The city shut off the in-flow to the wet well and Burt descended a 14-foot manhole just outside the fence from the well, to close the sewer line.
With the flow off and the sewer line stopped, Burt then stood over the wet well with a harness.
Dugan and part-time city maintenance worker Brian Oliver set up a winch used for the sewer pumps and lowered Burt, wearing bibs and a jacket, 27 feet down to the bottom of the wet well.
Because of methane gas, he was attached to a 10-inch air hose to breathe.
Once at the bottom, Burt cut the mophead apart with a Leatherman knife.
“We couldn’t get enough suction on the pump hose to pull it up,” said Burt, explaining the need to go down in there himself.
At the bottom, he first used the pump hose to suck up excess muck, before taking care of the ball of wipes.
“It was too tough to tear apart,” he said. “I’m sure it took months or years to get that many wipes.”
Dugan, who worked with former mayor Royce Johnson to solve this problem, said the pumps are at 85 percent capacity now, running at 118 and 128 gallons per minute, compared to their capacity of 140-150.
“It took several years to build up the problem in there,” said Johnson.
Dugan said the pumps move 20,000 gallons a day.
The reason for the lack of capacity pumping is unclear.

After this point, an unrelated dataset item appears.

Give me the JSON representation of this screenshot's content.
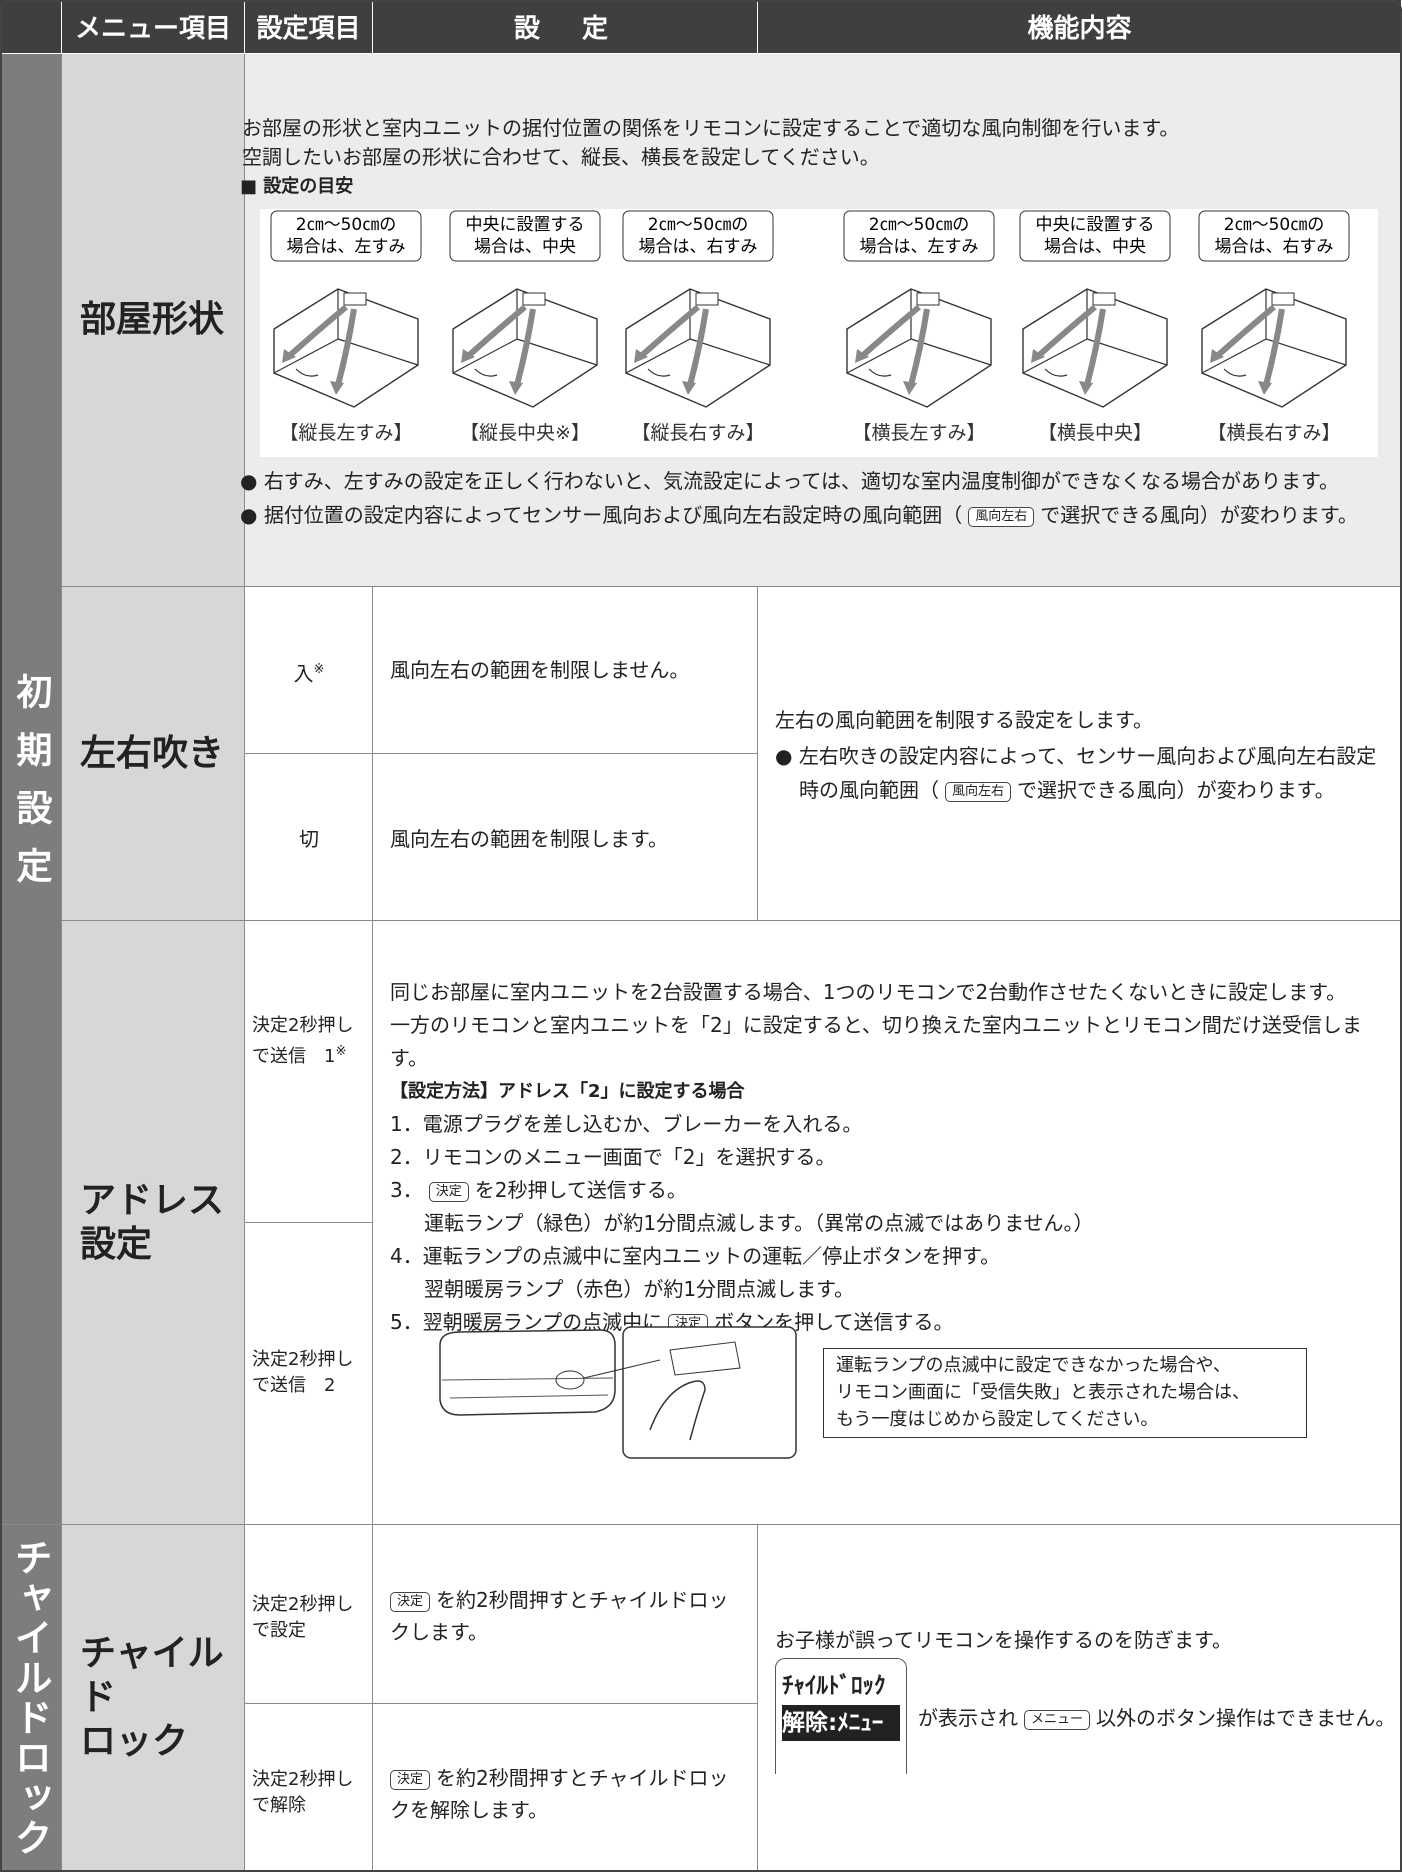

Dugan theorizes that there are still some wipes wrapped around the impellers, compartments on a circle in the inner workings of the pumps, which if blocked, can infringe on the pumps’ capacity.
“The only thing we can surmise is that we still have some (wipes) left in there,” he said.
For now, though, the system is functioning.
“It normally is a problem-free system, but sometimes there is a problem,” Dugan said.